There are many apps capable of cataloguing removable media, but it took me a long time to find one that could cope with Japanese. I learned an important lesson here: if you’re dealing with Japanese look for apps made in Japan! More on that later. DiskCatalogMaker (formerly DiskChoboMaker) was the cataloguing app that I settled on that worked for my needs. In fact, it’s still being updated today and can even import files created with much older versions, so I can copy my database from classic Mac OS to modern macOS and “it just works”, at least it does if you do that with modern macOS set to Japanese locale. That said, as good as DiskCatalogMaker is it still has problems with some filenames resulting in missing or duplicate entries, it uses a proprietary database format, it has cumbersome way of exporting plain text listings, and does not support bulk operations. I did go so far as scripting an automated bulk export solution using Keyboard Maestro but that was slow and tedious to do whenever there were changes or additions to my collection.

DIY

With no better solutions to be found the only remaining choice was to do it myself. This decision was made in October 2021.

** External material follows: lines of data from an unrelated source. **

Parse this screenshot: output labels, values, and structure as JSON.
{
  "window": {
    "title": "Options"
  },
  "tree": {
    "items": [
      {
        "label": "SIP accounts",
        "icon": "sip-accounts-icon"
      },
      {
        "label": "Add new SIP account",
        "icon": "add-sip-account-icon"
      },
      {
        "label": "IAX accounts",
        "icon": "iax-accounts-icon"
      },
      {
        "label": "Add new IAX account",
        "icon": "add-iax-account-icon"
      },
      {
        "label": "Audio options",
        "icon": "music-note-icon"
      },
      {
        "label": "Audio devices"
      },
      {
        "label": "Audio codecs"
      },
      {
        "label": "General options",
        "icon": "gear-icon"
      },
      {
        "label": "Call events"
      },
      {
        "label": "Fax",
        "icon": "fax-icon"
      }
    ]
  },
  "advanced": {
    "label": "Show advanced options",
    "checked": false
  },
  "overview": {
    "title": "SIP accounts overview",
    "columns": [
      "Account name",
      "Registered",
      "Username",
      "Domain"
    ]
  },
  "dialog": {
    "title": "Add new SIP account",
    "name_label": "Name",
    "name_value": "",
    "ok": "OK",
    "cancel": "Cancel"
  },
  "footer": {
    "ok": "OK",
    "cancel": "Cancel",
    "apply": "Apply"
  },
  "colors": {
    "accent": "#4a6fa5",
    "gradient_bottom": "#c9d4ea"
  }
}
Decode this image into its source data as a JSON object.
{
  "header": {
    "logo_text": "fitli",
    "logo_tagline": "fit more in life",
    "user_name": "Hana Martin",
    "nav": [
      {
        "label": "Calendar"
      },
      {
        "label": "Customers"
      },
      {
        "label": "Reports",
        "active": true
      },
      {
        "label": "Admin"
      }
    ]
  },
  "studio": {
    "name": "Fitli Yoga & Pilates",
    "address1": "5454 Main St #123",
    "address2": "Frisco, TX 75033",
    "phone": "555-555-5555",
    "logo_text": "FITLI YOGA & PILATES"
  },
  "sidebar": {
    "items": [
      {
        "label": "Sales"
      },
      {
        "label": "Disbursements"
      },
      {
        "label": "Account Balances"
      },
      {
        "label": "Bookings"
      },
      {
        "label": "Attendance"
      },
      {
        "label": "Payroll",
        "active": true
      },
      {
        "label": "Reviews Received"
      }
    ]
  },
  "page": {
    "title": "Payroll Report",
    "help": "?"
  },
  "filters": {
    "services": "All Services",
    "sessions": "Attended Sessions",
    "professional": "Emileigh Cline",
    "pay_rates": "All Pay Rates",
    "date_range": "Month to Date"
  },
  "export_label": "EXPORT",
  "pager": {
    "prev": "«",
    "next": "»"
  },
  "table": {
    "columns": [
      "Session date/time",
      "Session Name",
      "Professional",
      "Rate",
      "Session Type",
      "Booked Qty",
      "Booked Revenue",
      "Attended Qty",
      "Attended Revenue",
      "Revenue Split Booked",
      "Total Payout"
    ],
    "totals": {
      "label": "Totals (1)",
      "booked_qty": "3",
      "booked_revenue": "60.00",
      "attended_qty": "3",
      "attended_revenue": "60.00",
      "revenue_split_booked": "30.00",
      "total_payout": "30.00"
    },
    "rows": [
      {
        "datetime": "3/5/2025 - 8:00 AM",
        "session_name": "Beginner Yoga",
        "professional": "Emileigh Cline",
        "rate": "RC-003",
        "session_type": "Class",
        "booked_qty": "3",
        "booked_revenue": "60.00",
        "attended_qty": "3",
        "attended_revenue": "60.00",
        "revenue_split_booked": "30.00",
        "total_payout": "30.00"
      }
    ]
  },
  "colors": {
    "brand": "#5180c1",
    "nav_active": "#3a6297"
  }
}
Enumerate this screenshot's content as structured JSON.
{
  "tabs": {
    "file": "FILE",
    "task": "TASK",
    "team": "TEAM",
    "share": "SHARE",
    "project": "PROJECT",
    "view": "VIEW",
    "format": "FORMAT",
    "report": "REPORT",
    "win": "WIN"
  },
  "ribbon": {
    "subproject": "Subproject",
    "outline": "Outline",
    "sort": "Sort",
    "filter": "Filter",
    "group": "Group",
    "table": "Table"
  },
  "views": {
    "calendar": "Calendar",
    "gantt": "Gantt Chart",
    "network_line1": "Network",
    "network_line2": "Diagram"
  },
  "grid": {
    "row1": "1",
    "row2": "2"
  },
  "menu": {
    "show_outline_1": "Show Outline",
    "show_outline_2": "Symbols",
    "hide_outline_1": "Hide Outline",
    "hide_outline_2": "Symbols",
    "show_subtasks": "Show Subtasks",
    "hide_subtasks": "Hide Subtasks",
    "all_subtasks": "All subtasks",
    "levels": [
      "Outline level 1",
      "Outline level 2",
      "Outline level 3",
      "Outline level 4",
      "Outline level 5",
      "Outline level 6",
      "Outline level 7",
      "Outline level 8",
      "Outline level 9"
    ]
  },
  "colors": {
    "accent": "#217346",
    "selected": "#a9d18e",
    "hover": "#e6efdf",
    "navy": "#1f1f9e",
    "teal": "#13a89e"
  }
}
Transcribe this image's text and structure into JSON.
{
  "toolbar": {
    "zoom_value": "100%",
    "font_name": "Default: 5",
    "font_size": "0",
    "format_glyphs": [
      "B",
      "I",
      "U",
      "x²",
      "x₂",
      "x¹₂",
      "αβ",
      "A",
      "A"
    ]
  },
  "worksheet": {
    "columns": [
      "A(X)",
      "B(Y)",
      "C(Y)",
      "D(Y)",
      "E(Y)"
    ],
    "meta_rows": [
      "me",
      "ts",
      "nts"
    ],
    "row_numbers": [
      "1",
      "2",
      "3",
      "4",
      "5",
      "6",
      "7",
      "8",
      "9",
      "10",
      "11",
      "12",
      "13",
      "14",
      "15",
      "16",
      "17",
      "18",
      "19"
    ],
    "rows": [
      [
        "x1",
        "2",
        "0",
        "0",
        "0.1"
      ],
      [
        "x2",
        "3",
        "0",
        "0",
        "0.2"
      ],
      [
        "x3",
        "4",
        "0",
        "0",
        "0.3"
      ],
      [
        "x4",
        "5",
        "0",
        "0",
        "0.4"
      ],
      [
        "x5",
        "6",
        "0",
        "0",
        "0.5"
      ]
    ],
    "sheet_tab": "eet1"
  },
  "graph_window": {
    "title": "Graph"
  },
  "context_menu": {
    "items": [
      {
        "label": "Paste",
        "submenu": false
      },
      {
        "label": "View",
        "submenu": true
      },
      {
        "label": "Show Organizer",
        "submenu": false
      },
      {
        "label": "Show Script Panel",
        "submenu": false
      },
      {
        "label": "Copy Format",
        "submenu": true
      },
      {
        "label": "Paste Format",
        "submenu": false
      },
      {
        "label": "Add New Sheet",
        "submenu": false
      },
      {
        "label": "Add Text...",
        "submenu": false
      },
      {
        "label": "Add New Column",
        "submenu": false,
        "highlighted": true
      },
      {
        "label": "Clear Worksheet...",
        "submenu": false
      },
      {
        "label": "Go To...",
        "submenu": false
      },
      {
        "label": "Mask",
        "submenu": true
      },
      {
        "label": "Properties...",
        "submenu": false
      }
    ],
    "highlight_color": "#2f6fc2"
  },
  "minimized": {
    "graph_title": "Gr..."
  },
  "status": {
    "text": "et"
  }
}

I found two apps that can be used on modern operating systems to view HFS format media, both of which seemed like good places to start. I didn’t want to reinvent the wheel:

HFSExplorer

This app opened a lot of my HFS media, but failed on others for reasons I didn’t immediately understand. I field an issue on GitHub and to my surprise it was quickly resolved. This led to the discovery that the filenames on the media were in MacJapanese text encoding, so that capability was also added to HFSExplorer. Things went well for a while until certain other media failed to be read completely. Characters in certain filenames were out-of-range for MacJapanese. A workaround was to read the filenames as MacJapanese and drop down to MacRoman for any filenames with out-of-range characters. This worked well enough.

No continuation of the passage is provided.